Setiap pagi dan sore, Risto naik pohon lontar. Mengiris mayangnya dan mengambil cairan hasil irisan yang telah dilakukannya sebelumnya. Cairan hasil irisan itu disebut sebagai nira. Atau moke putih. Secara umum juga disebut sebagai tuak. Berkadar alkohol rendah dan digemari sebagai minuman di nusantara sejak dulu.

Nira atau moke putih atau tuak itulah yang kemudian diproses untuk menjadi moke.  Prosesnya ada dua, yaitu memasak dan menyuling. Tungku api berfungsi sebagai tempat pembakaran. Periuk tanah berfungsi sebagai wadah nira yang dimasak. Rangkaian bambu berfungsi sebagai saluran penyulingan uap nira. Dan hasil tetesan pengembunan uap nira itu ditampung dalam wadah di ujung bambu.

Nira, moke putih, atau tuak; hasil sadapan pohon lontar.


Risto menuangkan nira ke dalam periuk untuk disuling menjadi moke.

Risto mulai menyalakan tungku. Lalu mengambil nira dari sebuah ember besar. Menyaringnya, lalu memasukkannya ke dalam periuk. Setelah penuh, mulut periuk ditutup rapat dengan bambu yang lubangnya membentuk rangkaian panjang. 

Celah yang timbul di antara bambu dan periuk ditutupnya dengan tanah liat.  "Uap dari nira ini tidak boleh bocor, supaya moke yang dihasilkan maksimal", katanya menjelaskan. 

Rangkaian bambu dari mulut periuk sampai ke tempat penampungan cukup panjang. Dari yang ukurannya besar di mulut periuk, sampai yang kecil di ujungnya. Semakin panjang bambunya, semakin berkualitas mokenya. 

Tetesan-tetesan pertama yang dihasilkan dari penyulingan ini rasanya sepat. Biasanya ukuran satu gelas pertama ini dibuang, supaya tidak merusak hasil tetesan-tetesan berikutnya.
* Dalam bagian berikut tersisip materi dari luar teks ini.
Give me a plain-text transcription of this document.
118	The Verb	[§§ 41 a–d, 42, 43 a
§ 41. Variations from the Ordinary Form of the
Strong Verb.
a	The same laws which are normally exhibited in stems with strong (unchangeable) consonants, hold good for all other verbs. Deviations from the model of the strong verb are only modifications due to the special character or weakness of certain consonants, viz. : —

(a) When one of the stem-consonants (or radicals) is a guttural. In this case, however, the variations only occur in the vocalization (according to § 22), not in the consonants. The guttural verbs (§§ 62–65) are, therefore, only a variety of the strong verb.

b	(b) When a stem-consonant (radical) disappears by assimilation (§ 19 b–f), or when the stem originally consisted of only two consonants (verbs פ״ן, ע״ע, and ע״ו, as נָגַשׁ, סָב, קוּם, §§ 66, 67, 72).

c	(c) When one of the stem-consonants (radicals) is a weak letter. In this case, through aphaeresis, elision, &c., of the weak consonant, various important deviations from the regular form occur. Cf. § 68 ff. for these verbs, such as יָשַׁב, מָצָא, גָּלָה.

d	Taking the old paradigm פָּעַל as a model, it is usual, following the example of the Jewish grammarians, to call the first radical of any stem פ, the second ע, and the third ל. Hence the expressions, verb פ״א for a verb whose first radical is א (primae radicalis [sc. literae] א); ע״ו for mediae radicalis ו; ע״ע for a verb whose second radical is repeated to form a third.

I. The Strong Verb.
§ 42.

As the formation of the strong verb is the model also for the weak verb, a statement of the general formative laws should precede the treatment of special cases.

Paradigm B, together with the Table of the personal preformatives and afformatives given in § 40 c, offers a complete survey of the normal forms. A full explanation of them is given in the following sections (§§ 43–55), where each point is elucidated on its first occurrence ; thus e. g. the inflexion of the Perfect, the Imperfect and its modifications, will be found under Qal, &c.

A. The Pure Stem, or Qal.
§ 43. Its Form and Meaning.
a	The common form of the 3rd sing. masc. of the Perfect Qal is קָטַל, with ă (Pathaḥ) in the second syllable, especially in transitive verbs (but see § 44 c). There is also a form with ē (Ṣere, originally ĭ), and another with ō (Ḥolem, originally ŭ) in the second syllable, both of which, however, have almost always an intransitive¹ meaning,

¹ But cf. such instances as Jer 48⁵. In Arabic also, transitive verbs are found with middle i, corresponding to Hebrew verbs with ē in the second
Jika satu periuk nira sudah habis disuling, maka moke pun sudah dihasilkan dari hasil tetesan-tetesan yang ditampung. Untuk menghasilkan moke yang baik, moke yang sudah dihasilkan itu disuling ulang. Bisa tiga sampai empat kali penyulingan lagi. 

Moke yang disuling tiga sampai empat kali inilah yang disebut sebagai moke kelas satu, yang kualitasnya paling baik. Yang disuling dua kali disebut kelas dua, berkualitas sedang. Yang disuling sekali disebut kelas tiga, berkualitas rendah. 

Menunjang Ekonomi

Selain sebagai minuman tradisi dan simbol persatuan, moke bernilai ekonomi tinggi bagi Risto. Juga bagi para pembuat moke lainnya di Sikka dan sekitarnya. 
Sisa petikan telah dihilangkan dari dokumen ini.